Reflections of a Cyber Resilience Co-ordinator, aged 6.5 weeks!

By Alison Stone (Third Sector Cyber Resilience Coordinator, Scottish Business Resilience Centre) on 4th Sep 2019

“That job description sounds like a challenge – I fancy that!” I can’t believe it is three months since I uttered those words and a mere one and a half months since the challenge became mine.

My name is Alison Stone and I am the newly appointed Cyber Resilience co-ordinator at the Scottish Council for Voluntary Organisations (SCVO). My job, in a nutshell, is to provide support, guidance, signposting, help and advice to voluntary and community organisations to assist them in becoming more cyber aware and resilient. It’s a pretty big nutshell and a challenge that I am relishing.

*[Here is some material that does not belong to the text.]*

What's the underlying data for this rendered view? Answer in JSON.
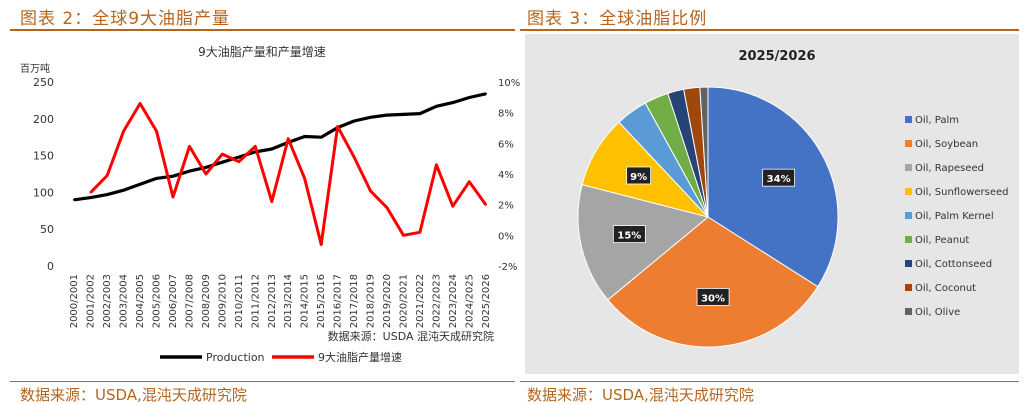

Since joining SCVO, I have spent what feels like a huge amount of time trying to get to grips with the landscape of support for cyber resilience available in Scotland. Whilst getting my head around the jigsaw has been a complex piece of work, it is hugely reassuring to see just how much help and advice is available. From the provision of aNational Cyber Security Strategy by the UK Government to the Action Plans written by the Scottish Government, it is a well thought through and strategically focused arena.

Resources provided by the National Cyber Security Centre (NCSC) are plentiful and broad – from a Board Toolkit which helps get the subject of cyber resilience into the minds of the trustees and onto the risk register; to Exercise in a Box, a scenario-based training module, and the amazing Decisions and Disruptions Game – a tool produced by Lancaster University to stimulate discussion and decision-making around improving cyber resilience in Lego format (and who doesn’t like playing with Lego!?)

Our own Scottish Government Cyber Resilience Unit have some great resources available for organisations to use – the staff training guide has some excellent examples of exercises that can be used to raise awareness. A review of your own digital footprint is a scary thing and, using the guidance provided in the toolkit, I quickly became aware that I was maybe over-sharing my personal life online! A sobering thought, and easily resolved when you have the knowledge.

The challenge ahead in my new role is not inconsiderable, however, I am reassured from my investigations to date, that I have great support and resources available to help me fulfil my job description. The cyber landscape is complex and fast-moving, but I have confidence that we have a great support eco-system here in the UK, Scotland and the voluntary sector.

I look forward to spreading the news!